Lots to chew on here, Dr. Bauman! While I agree with you that Christ is properly Lord over all things and he's given us minds with which to think, reason, and comprehend both his Word and the events of history, I'm curious about this statement:

"A prior revival of languages and literature is the precursor for a recovery or revival of Biblical understanding and Biblical truth."

Are you saying that Biblical truth cannot be understood without an understanding of the liberal arts?

Because surely, God has demonstrated throughout history that He is able to reach and save individuals, families, and entire villages that do not have the benefit of the great books or any outside knowledge beyond the boundaries of their villages.

You later add: "as if theology could be well understood and wisely applied without them", so perhaps the "well" and "wisely" descriptors give a more nuanced explanation of what you're saying? If so, I heartily agree.

If you're saying that without an understanding of history, art, and science, people are not able to come to a saving knowledge of Christ and God's plans are somehow thwarted because of man's ignorance, then I would have to disagree with you.

(P.S. I'm so glad my son gets to take your class. He enjoys it immensely and I get the benefit of the wonderful discussions we have about class topics!)

Dr. Michael Bauman said...

Thank you for your time and your thoughtful comments, which I appreciate.

Because you and I both think the Bible is God's inspired and inerrant Word, we both think that understanding the Bible accurately and applying it wisely are therefore fundamentally important. Because the Bible is a narrative of God's redemptive actions in history, we spend time trying to master both history and literary interpretation, both events and texts. We want to understand the Bible on its own terms, and those terms are historical and literary. The acquisition of those skills is necessary to a fuller and more accurate understanding of Scripture.

If Scripture were given to us by God in some other form; if God had, perhaps, revealed Himself and his saving intentions to us in the Bible by means of metaphysical disquisition, then we'd try to become better at metaphysics in order to understand His revelation more accurately on its own terms, in that case metaphysical terms. We'd adjust ourselves to His Word, not try to reshape His Word to fit us.

That's why the Reformation did not happen until after the Renaissance, which laid the foundation for a better and more accurate understanding of the Bible, first by establishing an accurate text for the Bible (Erasmus, 1516), so that we had the actual words of Scripture before us and not the Latin Vulgate; and second, by helping us interpret more accurately what the Bible's words actually meant both historically and grammatically (Erasmus and Valla). That way we could see for ourselves directly from Scripture, on its own terms, where the church had gone off the rails for centuries. Then, just weeks and months later, in 1517, both Luther in Germany and Zwingli in Switzerland, working independently of each other, arrived at the doctrine of justification by faith and a corresponding rejection of medieval Catholic doctrine and piety -- by reading the Bible itself and reading it more accurately. As Thomas Linacre said in England, after learning to understand the New Testament in Greek both historically and grammatically, "If this is the gospel, then we are not Christians!"

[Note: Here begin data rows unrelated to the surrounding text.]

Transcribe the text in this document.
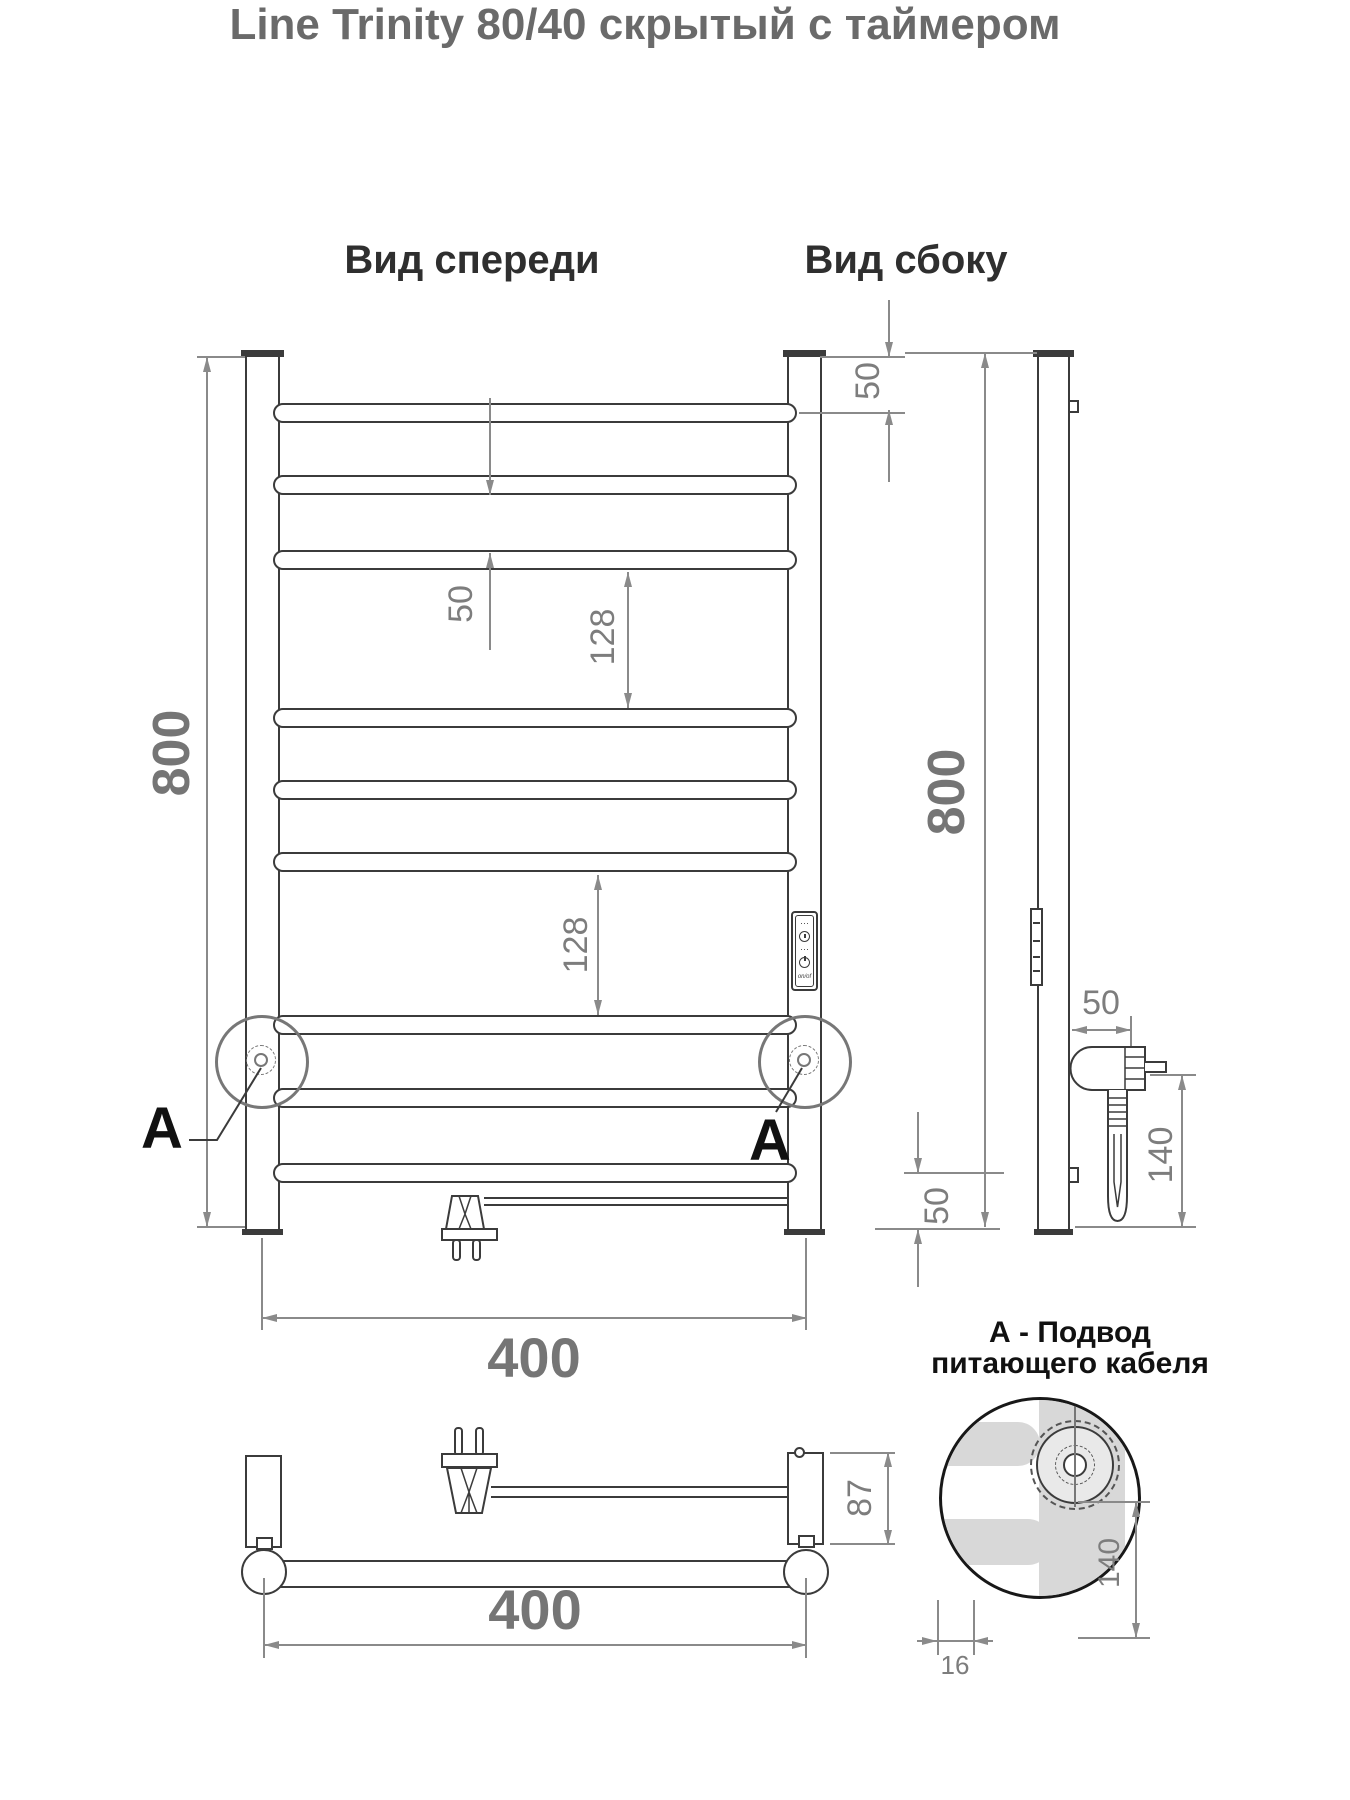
Line Trinity 80/40 скрытый с таймером
Вид спереди	Вид сбоку
···
···
on/of
А	А
800
50
50
128
128
400
800
50
140
50
400
87
А - Подвод
питающего кабеля
140
16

In other words, as soon as the Bible had been textually restored and its interpretation clarified, the Gospel was recovered and the Reformation began. The Renaissance made possible Luther's and Zwingli's recovery of the gospel and the Biblical message, which had been buried under centuries of medieval accretion. The recovery of justification by faith, the rejection of certain medieval Catholic errors, were made possible by the recovery of classical learning.

I'm not saying that a person needs to be classically educated in order to be saved -- no. I'm saying that one is saved by faith in Christ, not by classical education or academic degrees. But without the prior revival of learning, we would not, and did not, know what the gospel actually said. We didn't know what to preach or how to preach it. God got us back to the gospel by means of a revival of learning, without which we wouldn't know what to declare to a lost world so that it might repent and believe in Christ rather than try to approach God some other way, which would be futile.

Christ Himself said that the truth would set us free. The Renaissance helped us know the truth -- in this case the gospel -- and that gospel truth sets us free. Now that we know it, we preach it.

Best to you on all counts, Paula, and thanks again.

Paula said...

Thanks for your response. Very well said!

It begs the question of whether the Dark Ages were God's judgement on the world or if the people of that day were so lost that they simply had to hit rock bottom before the world could spring to life again.

It's terrifying to think that with all our technology and advanced degrees, we seem to be heading back down that road to darkness and ignorance.

Dr. Michael Bauman said...

Yes, darkness and ignorance seem to be our natural condition and inclination. Technology doesn't change that fundamental fact about us. It just means we are more technological sinners. Sinners with lots of technology is a very scary prospect.